To be clear I think agents are awesome and I wouldn't want to navigate this business without them so it isn't a slam on them, just a clarification that they aren't doing this to be nice and that they need us as the writers.

Elissa M said...

Like everyone else here, I'm a bit flummoxed by this question. A query is supposed to tell an agent what the book is about, in a way that excites the agent's interest. It's not a bait-and-switch con.

I agree with everything everyone else said. Stop taking advice from that intern.

Lance said...

After you have loitered around the convention hotel lobby long enough (it can take hours) to get in the same elevator with your prospective agent, you're not going to lie to her face to face during your elevator pitch, so why lie in your query?

Ed Varga said...

I wanna be a literary intern! (hilarious)

Kitty said...

I submitted this question (sorry, forgot to include the word 'agency' between literary & intern. I was sleep-deprived when I composed it. :P ).

I wanted the advice from the intern to be true, but my spidey sense was tingling, which is why it was important to hear the truth from the Shark's mouth.

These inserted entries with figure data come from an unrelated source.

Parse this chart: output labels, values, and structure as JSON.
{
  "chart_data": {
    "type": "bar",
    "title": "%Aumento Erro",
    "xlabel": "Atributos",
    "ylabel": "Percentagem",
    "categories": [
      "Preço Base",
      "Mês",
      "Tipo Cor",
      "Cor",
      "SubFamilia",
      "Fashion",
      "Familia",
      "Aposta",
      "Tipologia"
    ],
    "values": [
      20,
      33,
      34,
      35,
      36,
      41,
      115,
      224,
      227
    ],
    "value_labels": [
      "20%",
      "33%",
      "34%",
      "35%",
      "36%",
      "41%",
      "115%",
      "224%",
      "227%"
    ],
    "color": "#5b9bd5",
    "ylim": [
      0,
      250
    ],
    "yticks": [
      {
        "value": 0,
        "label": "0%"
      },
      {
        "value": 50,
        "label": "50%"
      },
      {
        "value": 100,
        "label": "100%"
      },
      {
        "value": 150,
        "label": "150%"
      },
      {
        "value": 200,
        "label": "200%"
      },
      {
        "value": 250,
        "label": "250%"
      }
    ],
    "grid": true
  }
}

As mentioned, it wasn't so much a lie as it was a small hint of what was to come in the sequel, but I've now removed the hint. Thanks, Janet. I'm much obliged.

DLM said...

@Jennifer R. Donohue, YESSSSSS. Oh my aching head, why is it so common, too, for blurbs to just be dead wrong? It does make me *angry* rather than merely disappointed or bewildered. Truth in advertising -and paying attention in advertising too. Anything teaser-like meant to draw me in, which misses MOST of a book's point or focuses on the wrong plot points/characters/whatever, is exactly like a "THIS PILL WILL CURE EVERY PAIN IN THE WORLD" come-on in an ad, and even without ever taking the pills those still get me ranty.

However, I was going to point out what Kitty has said - that *she* is not the person who came up with the idea to "fudge" (I don't like to use the word lie on her; it feels like that ascribes intention, and she clearly had good intentions).

Unfortunately, we know what good intentions are used for. :)

Good luck, Kitty - you were smart to come to The Wise Shark with your tingling. I think a LOT of people would have just gone with the fudging.

furrykef said...

I can't even imagine any reason to lie in a query. If you're lying about the content of your book, that means you think your lie makes for a better story than what you actually wrote. So, um... why not update your manuscript to match?

And if you lie about anything else, it certainly won't look good when the agent finds out about it.

Disclaimer: I'm neither an agent nor a published author, just somebody with an ounce of common sense. (Probably not more than that, but...)

french sojourn said...

You definitely chose the right place to ask the question. And it was actually a good multi-question.

I wonder if after the query there would be a line independent stating that it could be stand alone or the first of...

I asked about Querying in a Maine accent...upon reflection it was an obvious answer..ayuh! At least that was the conscientious amoungst the replies. .( more importantly by QOTKU) but I toyed with it internally long enough for it to be valid to me.

I wrote another query for mine that featured a great character, to the point that I rewrote the story to give him more face time, partially to reflect the query...cart vs. horse Hank??